Lead singer of the band Ben Root and the Community and University of Texas sophomore Ben Root is far too familiar with the struggles of making music in Austin.

“I have been playing around here since I was 12 and I do it because I love it,” Root said. “I think the hardest part is the [do it yourself] aspect of it. You are getting the posters for the show, getting the recordings done and doing all the creative work.”

For Root, music is not just about making it big but rather “spreading positivity” around Austin. However, Root, like many Austin bands, has faced the challenge of affording to play music in the city. He has struggled with finding the money to fix or replace broken equipment, but for Root that doesn’t matter much.

“When you love something it kind of just finds its way in your budget,” Root said. “Luckily I have had parents who supported me and I can’t say that it was all me. My parents have supported me since I was younger.”

But Ally Brown, a UT sophomore and founder of her own record label Porch Fire Records, stressed music cannot be your main source of income as a student.

“I think my last gig I got $3 from it,” said Brown. “It can’t be your main job especially when you are starting up. You have to have a backup plan or a second job.”

Brown currently works for the company Favor as well as a local sound company in order make ends meet. But money is not the biggest problem in her opinion.

“When we throw shows in West Campus everyone around can come because you can just walk to it,” Brown said. “But when you want to start booking shows downtown or in East Austin, you have to figure out how to get an incentive for people to come out to those shows.”

Getting people to come see big name artists is easy. But getting people to pay and watch a band they have never heard of is much harder, according to Brown. Yet, she took this as an opportunity to create her own record label.
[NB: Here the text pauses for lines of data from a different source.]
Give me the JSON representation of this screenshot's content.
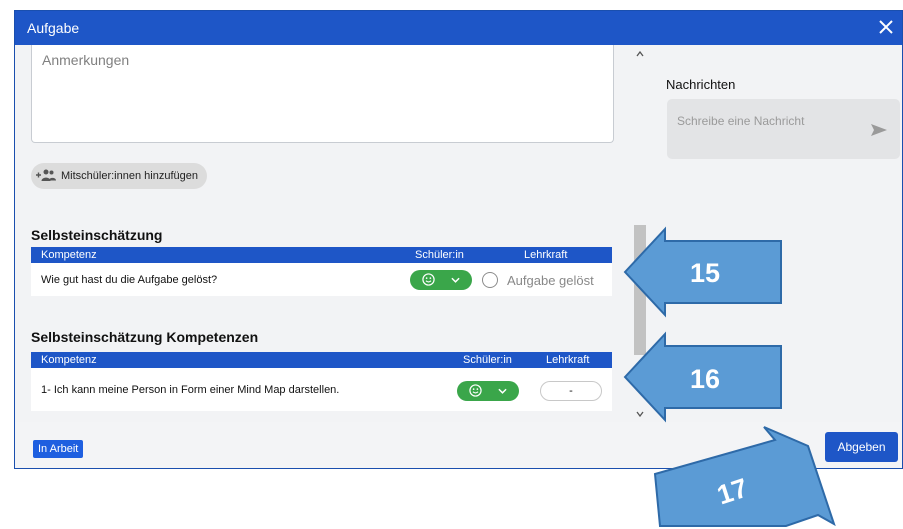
{
  "dialog": {
    "title": "Aufgabe",
    "close_icon": "close-icon"
  },
  "notes": {
    "placeholder": "Anmerkungen"
  },
  "add_classmates": {
    "label": "Mitschüler:innen hinzufügen",
    "icon": "add-people-icon"
  },
  "self_assessment": {
    "heading": "Selbsteinschätzung",
    "columns": [
      "Kompetenz",
      "Schüler:in",
      "Lehrkraft"
    ],
    "row": {
      "question": "Wie gut hast du die Aufgabe gelöst?",
      "student_value_icon": "smiley-icon",
      "teacher_label": "Aufgabe gelöst"
    }
  },
  "competency_assessment": {
    "heading": "Selbsteinschätzung Kompetenzen",
    "columns": [
      "Kompetenz",
      "Schüler:in",
      "Lehrkraft"
    ],
    "row": {
      "question": "1- Ich kann meine Person in Form einer Mind Map darstellen.",
      "student_value_icon": "smiley-icon",
      "teacher_value": "-"
    }
  },
  "messages": {
    "label": "Nachrichten",
    "placeholder": "Schreibe eine Nachricht",
    "send_icon": "send-icon"
  },
  "footer": {
    "status": "In Arbeit",
    "submit": "Abgeben"
  },
  "callouts": [
    "15",
    "16",
    "17"
  ],
  "colors": {
    "primary": "#1e56c7",
    "success": "#3aa64a",
    "callout": "#5b9bd5"
  }
}
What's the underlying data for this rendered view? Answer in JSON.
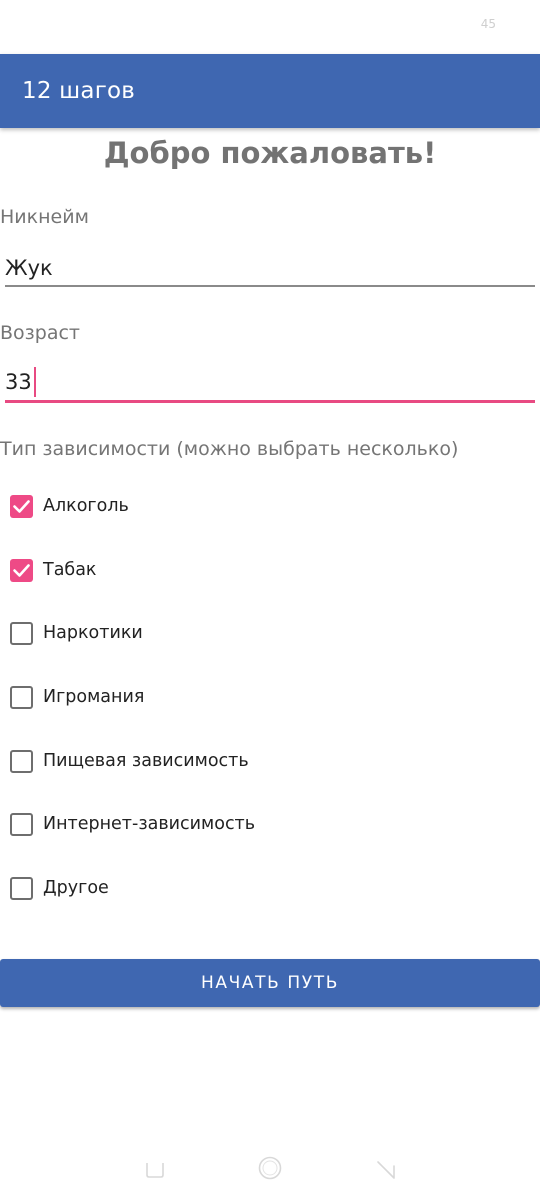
{
  "status_bar": {
    "battery_level": "45"
  },
  "app_bar": {
    "title": "12 шагов",
    "color": "#3f67b1"
  },
  "welcome": {
    "title": "Добро пожаловать!"
  },
  "form": {
    "nickname": {
      "label": "Никнейм",
      "value": "Жук"
    },
    "age": {
      "label": "Возраст",
      "value": "33",
      "focused": true
    },
    "addiction_type": {
      "label": "Тип зависимости (можно выбрать несколько)",
      "options": [
        {
          "label": "Алкоголь",
          "checked": true
        },
        {
          "label": "Табак",
          "checked": true
        },
        {
          "label": "Наркотики",
          "checked": false
        },
        {
          "label": "Игромания",
          "checked": false
        },
        {
          "label": "Пищевая зависимость",
          "checked": false
        },
        {
          "label": "Интернет-зависимость",
          "checked": false
        },
        {
          "label": "Другое",
          "checked": false
        }
      ]
    }
  },
  "actions": {
    "start_label": "НАЧАТЬ ПУТЬ"
  },
  "colors": {
    "primary": "#3f67b1",
    "accent": "#ee4a86",
    "label_gray": "#757575"
  },
  "nav_bar": {
    "icons": [
      "recents-icon",
      "home-icon",
      "back-icon"
    ]
  }
}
“I want to help artist in Austin get more of a voice,” Brown said. “Like a stage something to perform on that is not just parties.”

So Brown created her own label with a simple goal of helping Austin musicians. So far, Porch Fire Records has signed Tc Superstar, lead by McCampbell who graduated from UT in May. In addition, Brown also created Back Porch ATX which showcases local bands in a back yard setting.

“This semester I’ve been booking shows at Eden Co-op and been meeting a lot of cool local bands,” Brown said. “That’s kind of how Back Porch ATX started.”

Brown hopes to increase the following of local bands by providing them with a new medium to showcase their work. Back Porch ATX invites local bands to play a few songs while they film to help share the artist’s work. Back Porch then posts the videos across their media platforms to give the artists more exposure.

However, Brown is not the only one trying to help musicians. Stephanie Bergara, who heads Austin’s Audience Development and Music Tourism Program, says the city offers many programs to help student musicians.

“There are a number of things we do to help student musicians,” Bergara said. “You can’t throw a stick in Austin without hitting a musician.”

According to Bergara, the city has created over 21 programs with the aim to help Austin musicians. The programs range from revenue oversight to video services. Some programs are even dedicated to helping promote local artists. However, Bergara pointed out that in the fall of 2018 a new program will be released with the intent to help groups like student musicians. The program is named the “Equality and Diversity Initiative” which is designed to support “niche” groups of musicians like students.

Even with new programs Austin musicians could still struggle. But for Ben Root that doesn’t matter because he loves music so much “it just falls into place.”